Think about it; we never tire of telling others that Ramazan is the month when we are supposed to work on building the spirit of charity, patience, and compassion within ourselves--but the moment it's over, in fact, on the very topic of when it's over, we turn into inflexible, it's-my-way-or-you're-a-braindead-bigot fanatics. And I AM talking about all sides; those who would rather follow traditional interpretations AS WELL AS those who would rather follow the Holy Land AS WELL AS those who love science and go on endlessly about how much wonderful progress humanity has made and how we can now determine to the milimicrosecond the birth of the new moon. If this wasn't such a holy night, my next sentence would have included the words "pox", "all" and "houses". Instead, in the language of the industry I spend my days working for:
The uncertainty is a feature, not a bug--read the doc.
Let us try to see if we can agree to disagree with each other in Peace, with patience and compassion, as a community, a Jama'ah, an Ummah.
We never tire of saying that the word "Islam" comes from the root "Salaam", or peace.
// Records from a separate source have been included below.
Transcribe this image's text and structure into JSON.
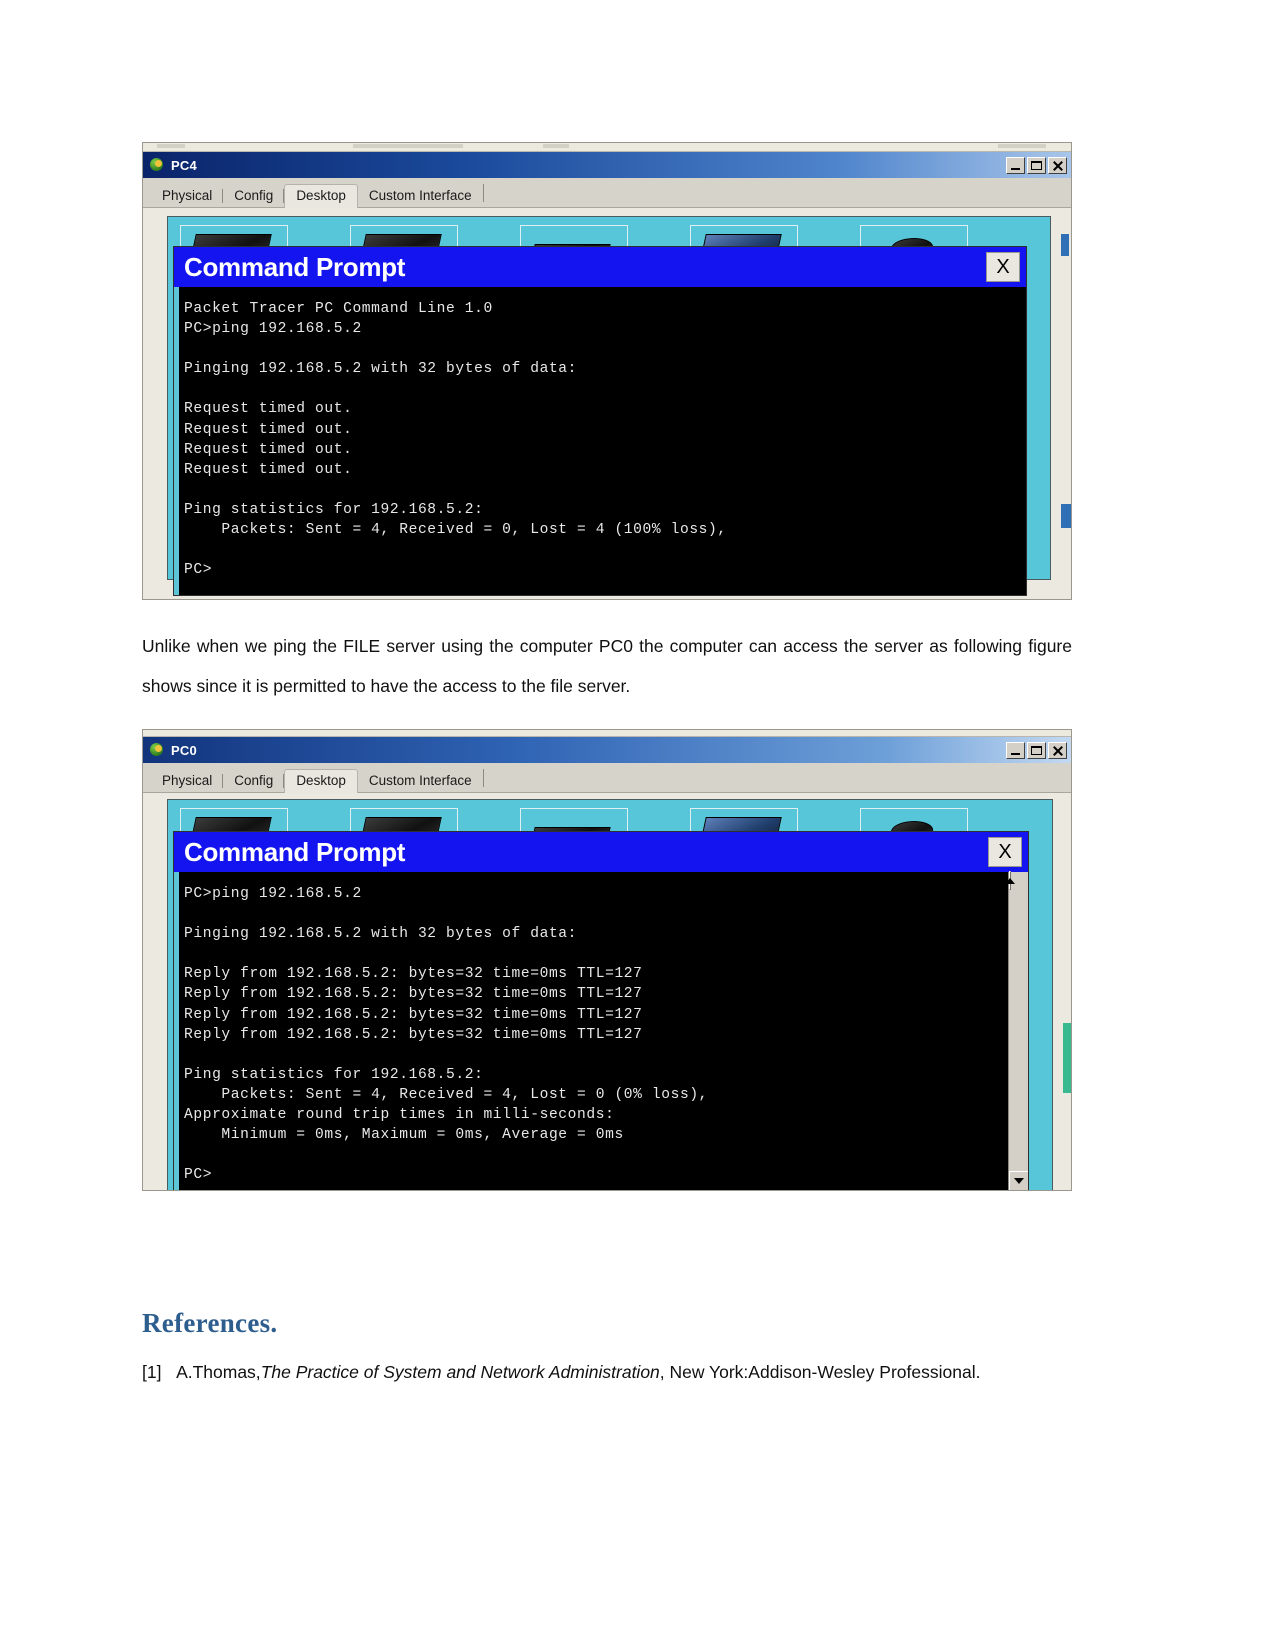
{
  "document": {
    "paragraph_1": "Unlike when we ping the FILE server using the computer PC0 the computer can access the server as following figure shows since it is permitted to have the access to the file server.",
    "references_heading": "References.",
    "reference_1": {
      "number": "[1]",
      "author": "A.Thomas,",
      "title_italic": "The Practice of System and Network Administration",
      "publisher": ", New York:Addison-Wesley Professional."
    }
  },
  "window_pc4": {
    "title": "PC4",
    "app_icon": "packet-tracer-globe-icon",
    "window_buttons": {
      "minimize": "minimize-icon",
      "maximize": "maximize-icon",
      "close": "close-icon"
    },
    "tabs": [
      {
        "label": "Physical",
        "active": false
      },
      {
        "label": "Config",
        "active": false
      },
      {
        "label": "Desktop",
        "active": true
      },
      {
        "label": "Custom Interface",
        "active": false
      }
    ],
    "command_prompt": {
      "title": "Command Prompt",
      "close_label": "X",
      "console_text": "Packet Tracer PC Command Line 1.0\nPC>ping 192.168.5.2\n\nPinging 192.168.5.2 with 32 bytes of data:\n\nRequest timed out.\nRequest timed out.\nRequest timed out.\nRequest timed out.\n\nPing statistics for 192.168.5.2:\n    Packets: Sent = 4, Received = 0, Lost = 4 (100% loss),\n\nPC>"
    }
  },
  "window_pc0": {
    "title": "PC0",
    "app_icon": "packet-tracer-globe-icon",
    "window_buttons": {
      "minimize": "minimize-icon",
      "maximize": "maximize-icon",
      "close": "close-icon"
    },
    "tabs": [
      {
        "label": "Physical",
        "active": false
      },
      {
        "label": "Config",
        "active": false
      },
      {
        "label": "Desktop",
        "active": true
      },
      {
        "label": "Custom Interface",
        "active": false
      }
    ],
    "command_prompt": {
      "title": "Command Prompt",
      "close_label": "X",
      "scroll_up": "scroll-up-arrow-icon",
      "scroll_down": "scroll-down-arrow-icon",
      "console_text": "PC>ping 192.168.5.2\n\nPinging 192.168.5.2 with 32 bytes of data:\n\nReply from 192.168.5.2: bytes=32 time=0ms TTL=127\nReply from 192.168.5.2: bytes=32 time=0ms TTL=127\nReply from 192.168.5.2: bytes=32 time=0ms TTL=127\nReply from 192.168.5.2: bytes=32 time=0ms TTL=127\n\nPing statistics for 192.168.5.2:\n    Packets: Sent = 4, Received = 4, Lost = 0 (0% loss),\nApproximate round trip times in milli-seconds:\n    Minimum = 0ms, Maximum = 0ms, Average = 0ms\n\nPC>"
    }
  },
  "colors": {
    "cmd_title_blue": "#1414f0",
    "desktop_teal": "#57c6d9",
    "heading_blue": "#2e5e8e",
    "titlebar_navy": "#0a246a"
  }
}
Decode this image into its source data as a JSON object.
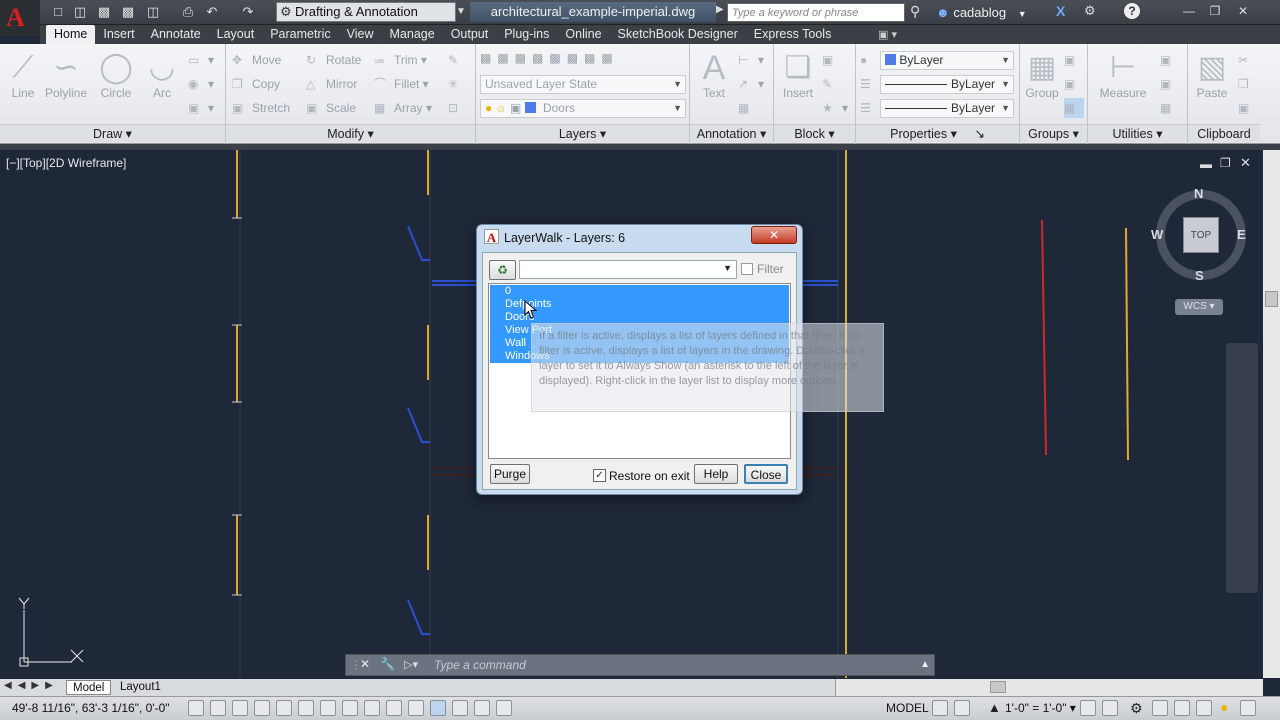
{
  "app": {
    "workspace": "Drafting & Annotation",
    "document_title": "architectural_example-imperial.dwg",
    "search_placeholder": "Type a keyword or phrase",
    "user": "cadablog"
  },
  "ribbon_tabs": [
    "Home",
    "Insert",
    "Annotate",
    "Layout",
    "Parametric",
    "View",
    "Manage",
    "Output",
    "Plug-ins",
    "Online",
    "SketchBook Designer",
    "Express Tools"
  ],
  "active_tab": "Home",
  "panels": {
    "draw": {
      "title": "Draw",
      "line": "Line",
      "polyline": "Polyline",
      "circle": "Circle",
      "arc": "Arc"
    },
    "modify": {
      "title": "Modify",
      "move": "Move",
      "rotate": "Rotate",
      "trim": "Trim",
      "copy": "Copy",
      "mirror": "Mirror",
      "fillet": "Fillet",
      "stretch": "Stretch",
      "scale": "Scale",
      "array": "Array"
    },
    "layers": {
      "title": "Layers",
      "layer_state": "Unsaved Layer State",
      "current_layer": "Doors"
    },
    "annotation": {
      "title": "Annotation",
      "text": "Text"
    },
    "block": {
      "title": "Block",
      "insert": "Insert"
    },
    "properties": {
      "title": "Properties",
      "color": "ByLayer",
      "linetype": "ByLayer",
      "lineweight": "ByLayer"
    },
    "groups": {
      "title": "Groups",
      "group": "Group"
    },
    "utilities": {
      "title": "Utilities",
      "measure": "Measure"
    },
    "clipboard": {
      "title": "Clipboard",
      "paste": "Paste"
    }
  },
  "viewport_label": "[−][Top][2D Wireframe]",
  "viewcube": {
    "top": "TOP",
    "n": "N",
    "s": "S",
    "e": "E",
    "w": "W",
    "wcs": "WCS"
  },
  "dialog": {
    "title": "LayerWalk - Layers: 6",
    "filter_label": "Filter",
    "layers": [
      "0",
      "Defpoints",
      "Doors",
      "View Port",
      "Wall",
      "Windows"
    ],
    "tooltip": "If a filter is active, displays a list of layers defined in that filter. If no filter is active, displays a list of layers in the drawing. Double-click a layer to set it to Always Show (an asterisk to the left of the layer is displayed). Right-click in the layer list to display more options.",
    "purge": "Purge",
    "restore_on_exit": "Restore on exit",
    "help": "Help",
    "close": "Close"
  },
  "command_line": {
    "placeholder": "Type a command"
  },
  "layout_tabs": [
    "Model",
    "Layout1"
  ],
  "status": {
    "coordinates": "49'-8 11/16\", 63'-3 1/16\", 0'-0\"",
    "space": "MODEL",
    "annotation_scale": "1'-0\" = 1'-0\""
  },
  "colors": {
    "accent": "#3399ff",
    "yellow_line": "#e8b830",
    "red_line": "#d02828",
    "blue_door": "#2a4fd0",
    "canvas": "#1f2838"
  }
}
When we claim to be Muslims, we are saying we are "those that have Peace" (Ma'As Salaam); the community that adopts peace as our way. So my brothers and sisters--let's adopt peace in our own persons and within the community. Let us, in this holy season, not just tell CSPAN and CNN about it; let us start with our own communities and practice it towards each other; let us feel it; let us live it.
As Salaam Alaikum, and Eid Mubarak; Peace Be On You and have a Blessed Eid.
Postscript, November 3, 2005:
The Zaytuna Institute's position this year on the matter, while critical of the decision to celebrate on Thursday, repeats the spirit of my post in their penultimate paragraph:
"However, there is another consideration, that is the spirit and intent of 'Id. As one of the great signs of Allah, whose underlying spirit is unity, and celebration, we feel that if a Muslim is in an area where the overwhelming majority of his/her community, family, and friends are celebrating the 'Id on Thursday, November 3, 2005. He/she should join them if his/her heart is at peace with that decision. However, he/she should make up the day out of precaution as soon as possible."